While many types of childhood leukaemia have shown remarkable improvements in patient survival (now up to 95%) over the last twenty years, infant leukaemia remains challenging to treat with low survival (~30%) of the very young patients and significant morbidity for survivors. Our drug screening studies have utilised patient specimens and cell lines grown in test tubes derived from these leukaemia samples. In collaboration with the Children’s Cancer Institute Australia, we have interrogated the efficacy of over 150 novel drugs including FDA-approved cancer chemotherapies and additional “targeted” therapeutics that are currently in clinical trials for biologically related cancer sub-types.
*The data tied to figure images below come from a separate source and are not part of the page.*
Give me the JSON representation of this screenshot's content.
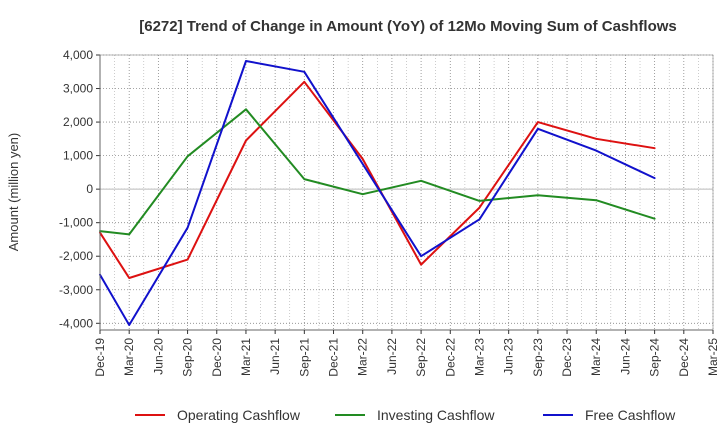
{
  "chart_data": {
    "type": "line",
    "title": "[6272]  Trend of Change in Amount (YoY) of 12Mo Moving Sum of Cashflows",
    "xlabel": "",
    "ylabel": "Amount (million yen)",
    "ylim": [
      -4200,
      4000
    ],
    "yticks": [
      4000,
      3000,
      2000,
      1000,
      0,
      -1000,
      -2000,
      -3000,
      -4000
    ],
    "ytick_labels": [
      "4,000",
      "3,000",
      "2,000",
      "1,000",
      "0",
      "-1,000",
      "-2,000",
      "-3,000",
      "-4,000"
    ],
    "categories": [
      "Dec-19",
      "Mar-20",
      "Jun-20",
      "Sep-20",
      "Dec-20",
      "Mar-21",
      "Jun-21",
      "Sep-21",
      "Dec-21",
      "Mar-22",
      "Jun-22",
      "Sep-22",
      "Dec-22",
      "Mar-23",
      "Jun-23",
      "Sep-23",
      "Dec-23",
      "Mar-24",
      "Jun-24",
      "Sep-24",
      "Dec-24",
      "Mar-25"
    ],
    "grid": true,
    "legend_position": "bottom",
    "series": [
      {
        "name": "Operating Cashflow",
        "color": "#dd1111",
        "values": [
          -1300,
          -2650,
          null,
          -2100,
          null,
          1450,
          null,
          3200,
          null,
          900,
          null,
          -2250,
          null,
          -550,
          null,
          2000,
          null,
          1500,
          null,
          1220,
          null,
          null
        ]
      },
      {
        "name": "Investing Cashflow",
        "color": "#228B22",
        "values": [
          -1250,
          -1350,
          null,
          980,
          null,
          2380,
          null,
          300,
          null,
          -150,
          null,
          250,
          null,
          -350,
          null,
          -180,
          null,
          -330,
          null,
          -880,
          null,
          null
        ]
      },
      {
        "name": "Free Cashflow",
        "color": "#1111cc",
        "values": [
          -2550,
          -4050,
          null,
          -1150,
          null,
          3820,
          null,
          3500,
          null,
          750,
          null,
          -2000,
          null,
          -900,
          null,
          1800,
          null,
          1150,
          null,
          330,
          null,
          null
        ]
      }
    ]
  }
}
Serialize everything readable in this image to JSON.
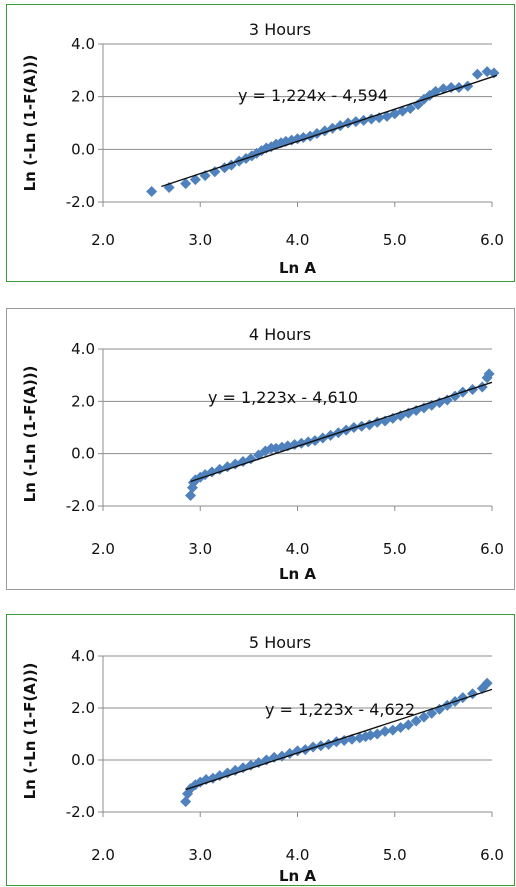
{
  "chart_data": [
    {
      "type": "scatter",
      "title": "3 Hours",
      "xlabel": "Ln A",
      "ylabel": "Ln (-Ln (1-F(A)))",
      "xlim": [
        2.0,
        6.0
      ],
      "ylim": [
        -2.0,
        4.0
      ],
      "xticks": [
        "2.0",
        "3.0",
        "4.0",
        "5.0",
        "6.0"
      ],
      "yticks": [
        "4.0",
        "2.0",
        "0.0",
        "-2.0"
      ],
      "grid": "horizontal",
      "trendline": {
        "slope": 1.224,
        "intercept": -4.594,
        "x_range": [
          2.6,
          6.05
        ],
        "label": "y = 1,224x - 4,594"
      },
      "marker_color": "#4f81bd",
      "series": [
        {
          "x": [
            2.5,
            2.68,
            2.85,
            2.95,
            3.05,
            3.15,
            3.25,
            3.32,
            3.4,
            3.47,
            3.53,
            3.58,
            3.63,
            3.68,
            3.73,
            3.78,
            3.83,
            3.88,
            3.94,
            4.0,
            4.06,
            4.13,
            4.2,
            4.28,
            4.36,
            4.44,
            4.52,
            4.6,
            4.68,
            4.76,
            4.84,
            4.92,
            5.0,
            5.08,
            5.16,
            5.24,
            5.3,
            5.36,
            5.42,
            5.5,
            5.58,
            5.66,
            5.75,
            5.85,
            5.95,
            6.02
          ],
          "y": [
            -1.6,
            -1.45,
            -1.3,
            -1.15,
            -1.0,
            -0.85,
            -0.7,
            -0.6,
            -0.45,
            -0.35,
            -0.25,
            -0.15,
            -0.05,
            0.05,
            0.1,
            0.2,
            0.25,
            0.3,
            0.35,
            0.4,
            0.45,
            0.5,
            0.6,
            0.7,
            0.8,
            0.9,
            1.0,
            1.05,
            1.1,
            1.15,
            1.2,
            1.25,
            1.35,
            1.45,
            1.55,
            1.7,
            1.9,
            2.05,
            2.2,
            2.3,
            2.35,
            2.35,
            2.4,
            2.85,
            2.95,
            2.9
          ]
        }
      ]
    },
    {
      "type": "scatter",
      "title": "4 Hours",
      "xlabel": "Ln A",
      "ylabel": "Ln (-Ln (1-F(A)))",
      "xlim": [
        2.0,
        6.0
      ],
      "ylim": [
        -2.0,
        4.0
      ],
      "xticks": [
        "2.0",
        "3.0",
        "4.0",
        "5.0",
        "6.0"
      ],
      "yticks": [
        "4.0",
        "2.0",
        "0.0",
        "-2.0"
      ],
      "grid": "horizontal",
      "trendline": {
        "slope": 1.223,
        "intercept": -4.61,
        "x_range": [
          2.9,
          6.0
        ],
        "label": "y = 1,223x - 4,610"
      },
      "marker_color": "#4f81bd",
      "series": [
        {
          "x": [
            2.9,
            2.92,
            2.93,
            2.95,
            3.0,
            3.05,
            3.12,
            3.2,
            3.28,
            3.36,
            3.44,
            3.52,
            3.6,
            3.67,
            3.73,
            3.78,
            3.84,
            3.9,
            3.97,
            4.04,
            4.11,
            4.18,
            4.26,
            4.34,
            4.42,
            4.5,
            4.58,
            4.66,
            4.74,
            4.82,
            4.9,
            4.98,
            5.06,
            5.14,
            5.22,
            5.3,
            5.38,
            5.46,
            5.54,
            5.62,
            5.7,
            5.8,
            5.9,
            5.95,
            5.97
          ],
          "y": [
            -1.6,
            -1.3,
            -1.1,
            -1.0,
            -0.9,
            -0.8,
            -0.7,
            -0.6,
            -0.5,
            -0.4,
            -0.3,
            -0.2,
            -0.05,
            0.1,
            0.2,
            0.2,
            0.25,
            0.3,
            0.35,
            0.4,
            0.45,
            0.5,
            0.6,
            0.7,
            0.8,
            0.9,
            1.0,
            1.05,
            1.1,
            1.2,
            1.25,
            1.35,
            1.45,
            1.55,
            1.65,
            1.75,
            1.85,
            1.95,
            2.05,
            2.2,
            2.35,
            2.45,
            2.55,
            2.9,
            3.05
          ]
        }
      ]
    },
    {
      "type": "scatter",
      "title": "5 Hours",
      "xlabel": "Ln A",
      "ylabel": "Ln (-Ln (1-F(A)))",
      "xlim": [
        2.0,
        6.0
      ],
      "ylim": [
        -2.0,
        4.0
      ],
      "xticks": [
        "2.0",
        "3.0",
        "4.0",
        "5.0",
        "6.0"
      ],
      "yticks": [
        "4.0",
        "2.0",
        "0.0",
        "-2.0"
      ],
      "grid": "horizontal",
      "trendline": {
        "slope": 1.223,
        "intercept": -4.622,
        "x_range": [
          2.85,
          6.0
        ],
        "label": "y = 1,223x - 4,622"
      },
      "marker_color": "#4f81bd",
      "series": [
        {
          "x": [
            2.85,
            2.87,
            2.9,
            2.95,
            3.0,
            3.06,
            3.13,
            3.2,
            3.28,
            3.36,
            3.44,
            3.52,
            3.6,
            3.68,
            3.76,
            3.84,
            3.92,
            4.0,
            4.08,
            4.16,
            4.24,
            4.32,
            4.4,
            4.48,
            4.56,
            4.64,
            4.7,
            4.75,
            4.82,
            4.9,
            4.98,
            5.06,
            5.14,
            5.22,
            5.3,
            5.38,
            5.46,
            5.54,
            5.62,
            5.7,
            5.8,
            5.9,
            5.95
          ],
          "y": [
            -1.6,
            -1.3,
            -1.1,
            -0.95,
            -0.85,
            -0.75,
            -0.7,
            -0.6,
            -0.5,
            -0.4,
            -0.3,
            -0.2,
            -0.1,
            0.0,
            0.1,
            0.15,
            0.25,
            0.35,
            0.4,
            0.5,
            0.55,
            0.6,
            0.7,
            0.75,
            0.8,
            0.85,
            0.9,
            0.95,
            1.0,
            1.1,
            1.15,
            1.25,
            1.35,
            1.5,
            1.65,
            1.8,
            1.95,
            2.1,
            2.25,
            2.4,
            2.55,
            2.75,
            2.95
          ]
        }
      ]
    }
  ]
}
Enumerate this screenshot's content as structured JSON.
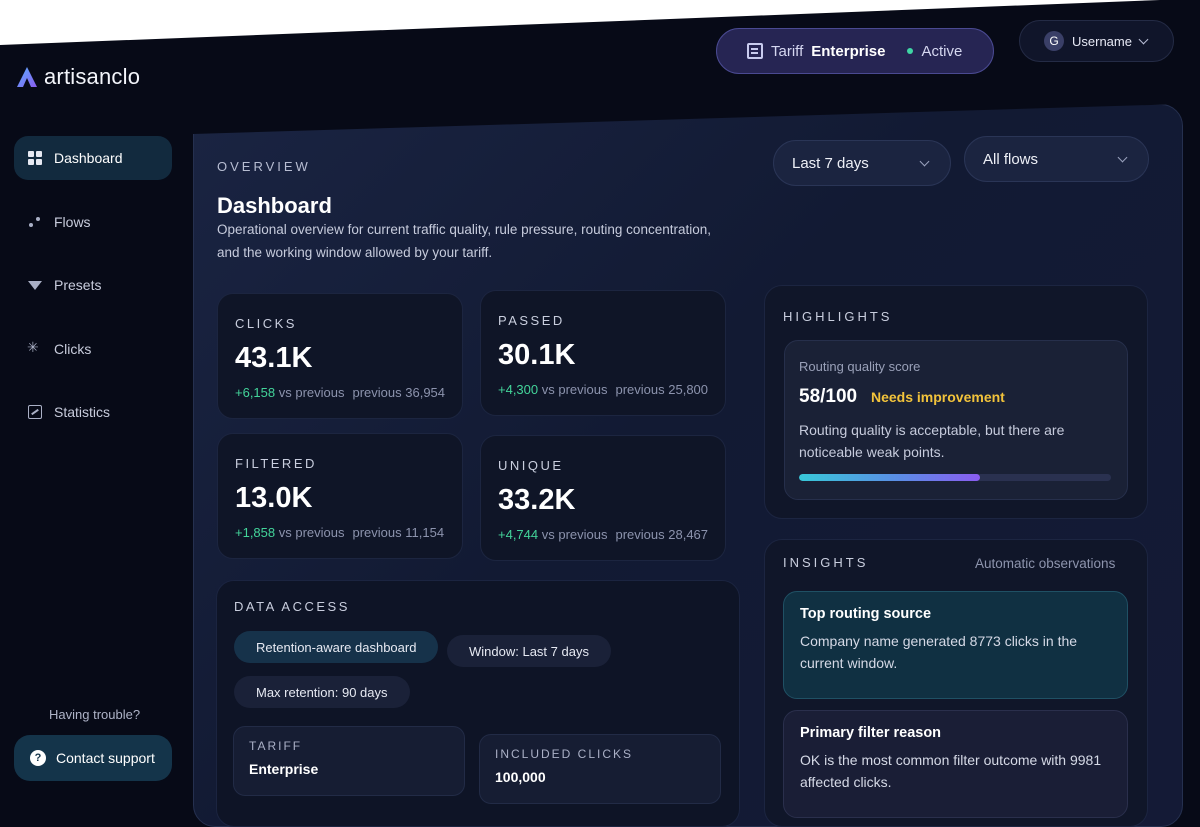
{
  "brand": {
    "name": "artisanclo"
  },
  "topbar": {
    "tariff_label": "Tariff",
    "tariff_plan": "Enterprise",
    "tariff_status": "Active",
    "user_initial": "G",
    "username": "Username"
  },
  "sidebar": {
    "items": [
      {
        "label": "Dashboard",
        "icon": "dashboard-icon"
      },
      {
        "label": "Flows",
        "icon": "flows-icon"
      },
      {
        "label": "Presets",
        "icon": "filter-icon"
      },
      {
        "label": "Clicks",
        "icon": "clicks-icon"
      },
      {
        "label": "Statistics",
        "icon": "statistics-icon"
      }
    ],
    "help_text": "Having trouble?",
    "support_label": "Contact support"
  },
  "header": {
    "overline": "OVERVIEW",
    "title": "Dashboard",
    "description": "Operational overview for current traffic quality, rule pressure, routing concentration, and the working window allowed by your tariff."
  },
  "filters": {
    "period": "Last 7 days",
    "flows": "All flows"
  },
  "stats": [
    {
      "label": "CLICKS",
      "value": "43.1K",
      "delta": "+6,158",
      "vs": "vs previous",
      "previous": "previous 36,954"
    },
    {
      "label": "PASSED",
      "value": "30.1K",
      "delta": "+4,300",
      "vs": "vs previous",
      "previous": "previous 25,800"
    },
    {
      "label": "FILTERED",
      "value": "13.0K",
      "delta": "+1,858",
      "vs": "vs previous",
      "previous": "previous 11,154"
    },
    {
      "label": "UNIQUE",
      "value": "33.2K",
      "delta": "+4,744",
      "vs": "vs previous",
      "previous": "previous 28,467"
    }
  ],
  "data_access": {
    "title": "DATA ACCESS",
    "chips": [
      "Retention-aware dashboard",
      "Window: Last 7 days",
      "Max retention: 90 days"
    ],
    "tariff_label": "TARIFF",
    "tariff_value": "Enterprise",
    "clicks_label": "INCLUDED CLICKS",
    "clicks_value": "100,000"
  },
  "highlights": {
    "title": "HIGHLIGHTS",
    "score_label": "Routing quality score",
    "score_value": "58/100",
    "score_badge": "Needs improvement",
    "score_desc": "Routing quality is acceptable, but there are noticeable weak points.",
    "score_progress": 0.58
  },
  "insights": {
    "title": "INSIGHTS",
    "subtitle": "Automatic observations",
    "items": [
      {
        "title": "Top routing source",
        "body": "Company name generated 8773 clicks in the current window."
      },
      {
        "title": "Primary filter reason",
        "body": "OK is the most common filter outcome with 9981 affected clicks."
      }
    ]
  },
  "colors": {
    "background": "#070a17",
    "accent_teal": "#38c8d8",
    "accent_purple": "#8a5cf0",
    "positive": "#43d49a",
    "warning": "#f2c33b",
    "status_active": "#3fd6a5"
  }
}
These drugs represent the “next-generation” of therapeutics that are designed to target vulnerabilities specific to cancer and therefore are less toxic against normal cells with reduced patient side effects. In addition, we have examined the interaction of selected novel drugs and current backbone therapies. Indeed, any novel drugs that are progressed to the clinic are likely to be introduced in such combinations. We have identified specific drug combinations that function synergistically, but have also identified drug combinations that, in some patients, show adverse interactions. Therefore, we have been able to demonstrate that some drug combinations are consistently effective in killing infant leukaemia cells, while other drug combinations interact adversely to reduce their efficacy in some patient leukaemia cells. These results have been presented to members of the Children’s Oncology Group for consideration of therapies to be included in clinical trials.

Our genetic characterisation of infant leukaemia has utilised state-of-the art “genomic” technologies, providing comprehensive characterisation of genetic differences specific to infant leukaemia patients. Indeed, the genetic cause of infant leukaemia has remained elusive, even though genomic sequencing technologies has identified many genes driving paediatric and adult cancers. Dr Cruickshank has been testing the hypothesis that inherited gene mutations from both parents are necessary to drive disease, even though these gene mutations do not cause disease in each of the parents. Moreover, these gene mutations are found in both the leukaemia cells as well as healthy cells of the patient. We have identified an increased number of “defective” genes in infants with leukaemia compared to healthy individuals. Indeed, among the “defective” genes found in infant leukaemia patients, many are known to act as cancer driver genes in paediatric and adult cancer patients.

The unique resources, including patient specimens and cell lines generated within the CLCRF Laboratory, are also being used to identify specific genes that are altered in infant and childhood leukaemia and which may confer resistance to conventional therapies. These studies have identified potential ‘biomarkers’ that could predict drug sensitivity or drug resistance. The ‘biomarkers’ under investigation include gene mutations, and alterations in chromosomes and levels of gene-expression.

Dr Cruickshank’s work on paediatric leukaemia has identified a class of enzymes that may be involved in resistance to the drug flavopiridol. Using leukaemia cells selected for drug resistance, “genomic” analyses identified mutated genes that encode enzymes that process flavopiridol. Furthermore, analysis of gene expression induced by flavopiridol, identified enzymes involved in neutralising and eliminating drugs that were activated after drug treatment. Taken together, these results have defined genes that may represent ‘biomarkers’ of drug resistance and targets for therapy in drug-resistant leukaemia.